I don't see any problems with a coach weather he is a head coach or a assistant wanting to go to another program. Weather it is for the money or to get back to where they came from is no problem. Some coaches will stagnate if they stay where they are at today and usually have to be fired to get them out of the program, usually after a number of loosing or mediocre seasons. And BYU can't be one of the easiest places to coach at with what the school requires of its student athletes. 

Where I do have a problem is when a coach takes another job and deserts the team like Colorado States Jim McElwain did to take the job at Florida. I also think that there should be restrictions on other teams going after head coaches until the whole season has ended.


----------



## hnt4food (Oct 28, 2009)

I don't think Bronco actually applied for the job.
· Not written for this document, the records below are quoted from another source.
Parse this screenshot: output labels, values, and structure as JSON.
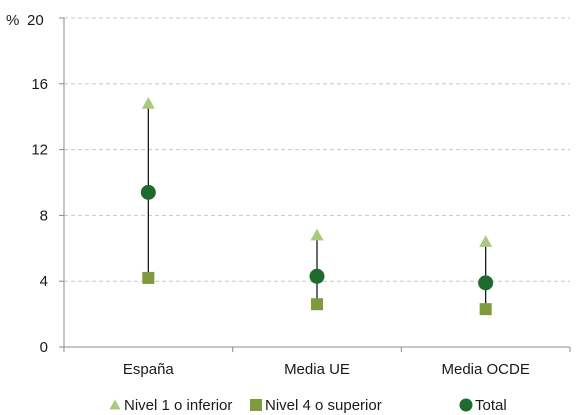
{
  "chart_data": {
    "type": "scatter",
    "y_unit_label": "%",
    "categories": [
      "España",
      "Media UE",
      "Media OCDE"
    ],
    "ylim": [
      0,
      20
    ],
    "yticks": [
      0,
      4,
      8,
      12,
      16,
      20
    ],
    "grid": true,
    "legend_position": "bottom",
    "series": [
      {
        "name": "Nivel 1 o inferior",
        "marker": "triangle",
        "color": "#a9c97f",
        "values": [
          14.8,
          6.8,
          6.4
        ]
      },
      {
        "name": "Nivel 4 o superior",
        "marker": "square",
        "color": "#7d9a3c",
        "values": [
          4.2,
          2.6,
          2.3
        ]
      },
      {
        "name": "Total",
        "marker": "circle",
        "color": "#1e6b2d",
        "values": [
          9.4,
          4.3,
          3.9
        ]
      }
    ]
  }
}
If you look at the released applications Bronco's is just a bunch of photocopied newspaper articles, while the others are actual resumes. My guess is someone from the #firebronco crowd sent that in on his behalf.
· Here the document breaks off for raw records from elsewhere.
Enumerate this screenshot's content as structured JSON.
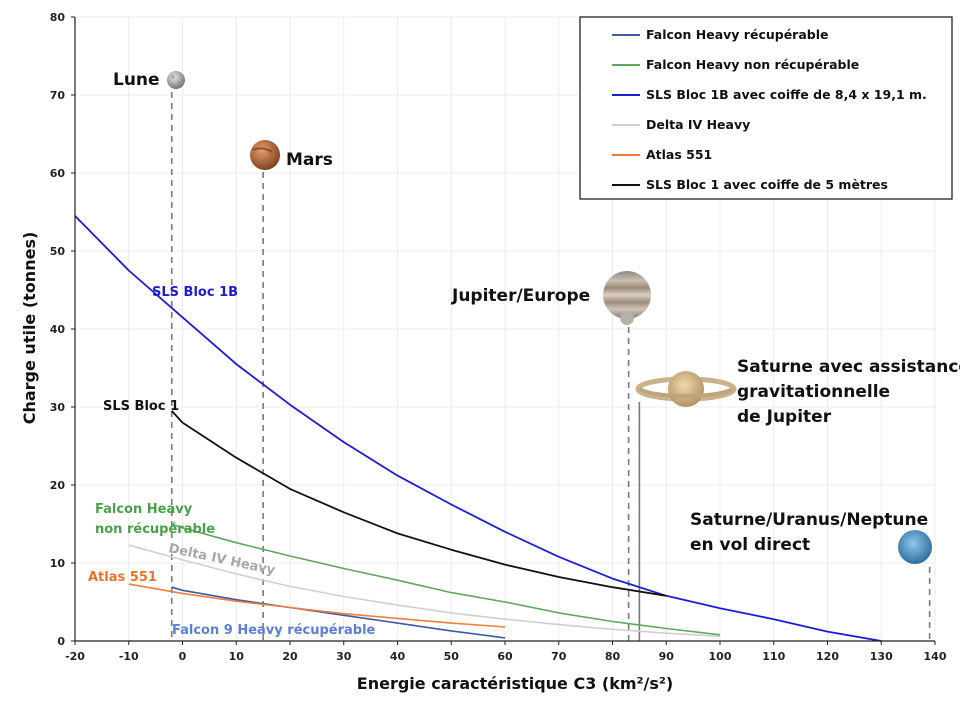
{
  "chart_data": {
    "type": "line",
    "xlabel": "Energie caractéristique C3 (km²/s²)",
    "ylabel": "Charge utile (tonnes)",
    "xlim": [
      -20,
      140
    ],
    "ylim": [
      0,
      80
    ],
    "xticks": [
      -20,
      -10,
      0,
      10,
      20,
      30,
      40,
      50,
      60,
      70,
      80,
      90,
      100,
      110,
      120,
      130,
      140
    ],
    "yticks": [
      0,
      10,
      20,
      30,
      40,
      50,
      60,
      70,
      80
    ],
    "grid": true,
    "legend_position": "top-right",
    "series": [
      {
        "name": "Falcon Heavy récupérable",
        "color": "#3a5ca8",
        "x": [
          -2,
          0,
          10,
          20,
          30,
          40,
          50,
          60
        ],
        "y": [
          6.9,
          6.5,
          5.3,
          4.3,
          3.3,
          2.3,
          1.3,
          0.4
        ]
      },
      {
        "name": "Falcon Heavy non récupérable",
        "color": "#5fa85a",
        "x": [
          -2,
          0,
          10,
          20,
          30,
          40,
          50,
          60,
          70,
          80,
          90,
          100
        ],
        "y": [
          15.0,
          14.5,
          12.6,
          10.9,
          9.3,
          7.8,
          6.2,
          5.0,
          3.6,
          2.5,
          1.6,
          0.8
        ]
      },
      {
        "name": "SLS Bloc 1B avec coiffe de 8,4 x 19,1 m.",
        "color": "#1c1cd8",
        "x": [
          -20,
          -10,
          0,
          10,
          20,
          30,
          40,
          50,
          60,
          70,
          80,
          90,
          100,
          110,
          120,
          130
        ],
        "y": [
          54.5,
          47.5,
          41.5,
          35.5,
          30.3,
          25.5,
          21.2,
          17.5,
          14.0,
          10.8,
          8.0,
          5.8,
          4.2,
          2.8,
          1.2,
          0.0
        ]
      },
      {
        "name": "Delta IV Heavy",
        "color": "#cfcfcf",
        "x": [
          -10,
          0,
          10,
          20,
          30,
          40,
          50,
          60,
          70,
          80,
          90,
          100
        ],
        "y": [
          12.3,
          10.4,
          8.6,
          7.0,
          5.7,
          4.6,
          3.6,
          2.8,
          2.1,
          1.5,
          1.0,
          0.6
        ]
      },
      {
        "name": "Atlas 551",
        "color": "#f07f3a",
        "x": [
          -10,
          0,
          10,
          20,
          30,
          40,
          50,
          60
        ],
        "y": [
          7.3,
          6.1,
          5.1,
          4.3,
          3.5,
          2.9,
          2.3,
          1.8
        ]
      },
      {
        "name": "SLS Bloc 1 avec coiffe de 5 mètres",
        "color": "#111111",
        "x": [
          -2,
          0,
          10,
          20,
          30,
          40,
          50,
          60,
          70,
          80,
          90
        ],
        "y": [
          29.5,
          28.0,
          23.5,
          19.5,
          16.5,
          13.8,
          11.7,
          9.8,
          8.2,
          6.9,
          5.8
        ]
      }
    ],
    "annotations": [
      {
        "text": "SLS Bloc 1B",
        "color": "#1c1cd8"
      },
      {
        "text": "SLS Bloc 1",
        "color": "#111111"
      },
      {
        "text": "Falcon Heavy",
        "color": "#4aa04a"
      },
      {
        "text": "non récupérable",
        "color": "#4aa04a"
      },
      {
        "text": "Delta IV Heavy",
        "color": "#a8a8a8"
      },
      {
        "text": "Atlas 551",
        "color": "#e8742c"
      },
      {
        "text": "Falcon 9 Heavy récupérable",
        "color": "#5b7fd6"
      }
    ],
    "targets": [
      {
        "label": "Lune",
        "x": -2,
        "body": "moon"
      },
      {
        "label": "Mars",
        "x": 15,
        "body": "mars"
      },
      {
        "label": "Jupiter/Europe",
        "x": 83,
        "body": "jupiter"
      },
      {
        "label": "Saturne avec assistance",
        "x": 85,
        "body": "saturn"
      },
      {
        "label": "gravitationnelle",
        "x": 85,
        "body": ""
      },
      {
        "label": "de Jupiter",
        "x": 85,
        "body": ""
      },
      {
        "label": "Saturne/Uranus/Neptune",
        "x": 139,
        "body": "neptune"
      },
      {
        "label": "en vol direct",
        "x": 139,
        "body": ""
      }
    ]
  }
}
http://www.buckys5thquarter.com/201...ch-bronco-mendenhall-dave-aranda-applications

If it was Bronco that sent news paper articles for his application that gives me a new level of respect for him. There were some real winners to choose from on that list though.


----------



## Catherder (Aug 2, 2008)

Well, to Roscoes credit, he had the cougs fighting hard in their bowl game yesterday............................uh,......sorry, poor choice of words. 


In all seriousness, so what if he did. Coach Whit apparently did the same thing for the Michigan job and nobody is raking him over the coals for it. Maybe Roscoe is weary of all this independence nonsense and the "fun" associated with it.


----------



## 2full (Apr 8, 2010)

$$$$$
Money talks.


----------



## GaryFish (Sep 7, 2007)

Yea, looking at the submissions, someone else had to have submitted stuff. What was submitted are the pages from the BYU Football media guide. Pretty funny though. And I'm as BYU Blue as they come. Clever for sure.


----------



## Catherder (Aug 2, 2008)

Looks like there is another position he could apply for 40 miles to the North of his present job. 

Don't laugh. Isn't that how we usually do it at the U?


----------



## GaryFish (Sep 7, 2007)

is whit going somewhere?


----------



## Catherder (Aug 2, 2008)

GaryFish said:


> is whit going somewhere?


Sitake left the U for Oregon st. The D coordinator job is open.

http://www.deseretnews.com/article/865618372/Sitake-is-leaving-the-Utes-for-Oregon-State.html


----------



## GaryFish (Sep 7, 2007)

Yea. That would be cute. Whit and Bronco don't get along. Not at all. So it goes.


----------



## Packfish (Oct 30, 2007)

2full said:


> $$$$$
> Money talks.


I think Anderson is taking less money- though coaching under Barry is probably a night mare and at OSU if you go to a bowl game you are the savior. Wife probably like the weather better also.


----------



## Packfish (Oct 30, 2007)

I see Anderson hasn't signed yet- waiting on Kyle ?


----------



## Packfish (Oct 30, 2007)

I see Hill says Kyle is their coach-whats Anderson doing ?


----------



## Packfish (Oct 30, 2007)

Rats- USU is now looking for a couple of coaches- Need to go out and get quality people.


----------